Karena itu, bila Israel berkeras ingin menyerang Iran, Israel harus menggandeng AS. Tapi, bila AS menyetujui permintaan Israel ini, AS harus mengerahkan ratusan pesawat dan kapal tempur. Serangan awal saja sudah membutuhkan alokasi kekuatan yang sangat besar, termasuk pengebom utama, upaya penghancuran system pertahanan  udara lawan, pesawat-pesawat pendamping untuk melindungi pesawat pengebom, peralatan perang elektronik, patrol udara untuk menahan serangan balasan dari Iran, dll. Pada saat yang sama, AS harus menghalangi Iran agar tidak melakukan aksi apapun di Selat Hormuz. Bila Iran sampai berhasil memblokir Selat Hormuz, suplai minyak dan gas dunia akan terhambat dan efeknya akan sangat buruk bagi perekonomian dunia.
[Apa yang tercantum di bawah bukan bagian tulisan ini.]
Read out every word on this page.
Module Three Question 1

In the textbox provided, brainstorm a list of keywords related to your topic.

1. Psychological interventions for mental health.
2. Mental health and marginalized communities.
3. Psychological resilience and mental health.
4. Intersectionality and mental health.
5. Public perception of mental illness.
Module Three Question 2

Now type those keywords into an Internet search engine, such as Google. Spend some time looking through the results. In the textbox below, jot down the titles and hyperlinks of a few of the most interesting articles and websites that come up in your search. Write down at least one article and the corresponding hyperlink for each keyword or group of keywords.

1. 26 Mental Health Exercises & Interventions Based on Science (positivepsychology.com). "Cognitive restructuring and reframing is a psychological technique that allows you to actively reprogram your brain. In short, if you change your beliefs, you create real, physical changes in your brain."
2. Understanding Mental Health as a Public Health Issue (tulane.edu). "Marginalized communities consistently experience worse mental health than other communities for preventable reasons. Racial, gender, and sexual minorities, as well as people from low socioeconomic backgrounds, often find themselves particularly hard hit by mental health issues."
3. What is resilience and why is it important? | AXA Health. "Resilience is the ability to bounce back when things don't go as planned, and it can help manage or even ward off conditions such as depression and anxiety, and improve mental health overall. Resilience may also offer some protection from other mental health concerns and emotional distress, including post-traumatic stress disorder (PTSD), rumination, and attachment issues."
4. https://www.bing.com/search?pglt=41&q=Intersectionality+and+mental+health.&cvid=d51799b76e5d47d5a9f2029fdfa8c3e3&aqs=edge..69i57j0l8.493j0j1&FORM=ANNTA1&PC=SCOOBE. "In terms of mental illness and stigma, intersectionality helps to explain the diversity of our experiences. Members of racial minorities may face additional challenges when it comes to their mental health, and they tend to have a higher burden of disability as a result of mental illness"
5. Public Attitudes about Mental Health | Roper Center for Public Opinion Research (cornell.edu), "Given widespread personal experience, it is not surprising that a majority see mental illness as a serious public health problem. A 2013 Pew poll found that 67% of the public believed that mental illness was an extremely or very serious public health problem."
Dan ini bukan pekerjaan mudah. Iran selama ini justru sangat memperkuat kemampuan militernya demi mengontrol Selat Hormuz bila terjadi perang.  Meskipun, AS juga sudah mempersiapkan banyak hal untuk menjaga agar Hormuz tetap terbuka, antara lain dengan menempatkan berbagai perlengkapan militer di Bahrain, Saudi Arabia, Qatar, Kuwait, dan UAE. Namun inipun mengandung ancaman lain. Iran berkali-kali mengancam, bila wilayahnya diserang, Iran akan melakukan serangan balasan ke semua negara Arab yang di dalamnya ada pangkalan militer AS. Belum lagi, Rusia dan China diperkirakan akan ikut campur demi mengamankan kepentingan mereka sendiri di Timteng. Tak heran bila banyak analis mengungkapkan ramalan bahwa Perang Dunia III akan meletus bila AS sampai menyerang Iran.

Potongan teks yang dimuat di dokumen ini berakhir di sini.